La couche d'ozone se rétablit lentement
La couche d'ozone se rétablit lentement, a confirmé vendredi à Genève l'Organisation météorologique mondiale (OMM). L'adoption du Protocole de Montréal, il y a exactement 25 ans, a joué un rôle décisif, a précisé l'ONU.
"Avec l'élimination de 98% des gaz nocifs pour l'ozone contenus dans les produits industriels et agricoles et les produits de grande consommation, la couche d'ozone est en bonne voie d'être restaurée au cours des cinq prochaines décennies", a affirmé le secrétaire général de l'ONU Ban Ki-moon, dans un message publié à l'occasion de la Journée internationale de la couche d'ozone.
Le Protocole de Montréal relatif à des substances qui appauvrissent la couche d'ozone, signé le 16 septembre 1987, a mis un coup d'arrêt à la destruction de la couche d'ozone qui protège la Terre des rayons ultraviolets nocifs émis par le soleil.
"Des millions de cancers déjà évités"
"Des millions de cas de cancer de la peau et de cataracte, ainsi que les effets nocifs du rayonnement ultraviolet sur l'environnement, ont déjà pu être évités. Le Protocole a en outre catalysé l'innovation dans l'industrie, pour aboutir à la création de systèmes de réfrigération plus économes d'un point de vue énergétique et plus respectueux de l'environnement", a déclaré Ban Ki-moon.

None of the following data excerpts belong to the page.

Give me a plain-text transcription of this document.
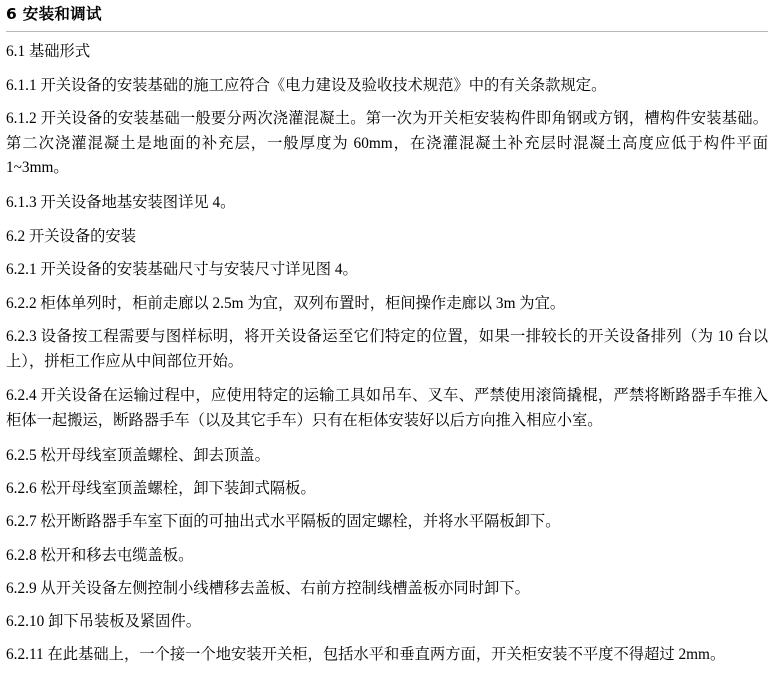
6 安装和调试

6.1 基础形式

6.1.1 开关设备的安装基础的施工应符合《电力建设及验收技术规范》中的有关条款规定。

6.1.2 开关设备的安装基础一般要分两次浇灌混凝土。第一次为开关柜安装构件即角钢或方钢，槽构件安装基础。第二次浇灌混凝土是地面的补充层，一般厚度为 60mm，在浇灌混凝土补充层时混凝土高度应低于构件平面 1~3mm。

6.1.3 开关设备地基安装图详见 4。

6.2 开关设备的安装

6.2.1 开关设备的安装基础尺寸与安装尺寸详见图 4。

6.2.2 柜体单列时，柜前走廊以 2.5m 为宜，双列布置时，柜间操作走廊以 3m 为宜。

6.2.3 设备按工程需要与图样标明，将开关设备运至它们特定的位置，如果一排较长的开关设备排列（为 10 台以上），拼柜工作应从中间部位开始。

6.2.4 开关设备在运输过程中，应使用特定的运输工具如吊车、叉车、严禁使用滚筒撬棍，严禁将断路器手车推入柜体一起搬运，断路器手车（以及其它手车）只有在柜体安装好以后方向推入相应小室。

6.2.5 松开母线室顶盖螺栓、卸去顶盖。

6.2.6 松开母线室顶盖螺栓，卸下装卸式隔板。

6.2.7 松开断路器手车室下面的可抽出式水平隔板的固定螺栓，并将水平隔板卸下。

6.2.8 松开和移去屯缆盖板。

6.2.9 从开关设备左侧控制小线槽移去盖板、右前方控制线槽盖板亦同时卸下。

6.2.10 卸下吊装板及紧固件。

6.2.11 在此基础上，一个接一个地安装开关柜，包括水平和垂直两方面，开关柜安装不平度不得超过 2mm。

Bien que l'on soit parvenu, grâce au Protocole de Montréal, à réduire leur production et leur consommation, ces substances chimiques destructrices d'ozone ont une longue durée de vie dans l'atmosphère. Il faudra attendre plusieurs décennies avant que leur concentration ne retombe au niveau d'avant 1980, a rappelé l'OMM.
Diminution au rythme de 1% par an
La concentration de gaz nocifs pour l'ozone a atteint son pic dans la stratosphère antarctique aux alentours de l'an 2000. Actuellement, elle diminue lentement au rythme annuel de 1% environ. La couche d'ozone, en dehors des régions polaires, devrait revenir à son niveau d'avant 1980 avant le milieu du siècle.
En revanche, la couche d'ozone au-dessus de l'Antarctique devrait mettre plus de temps à se reformer.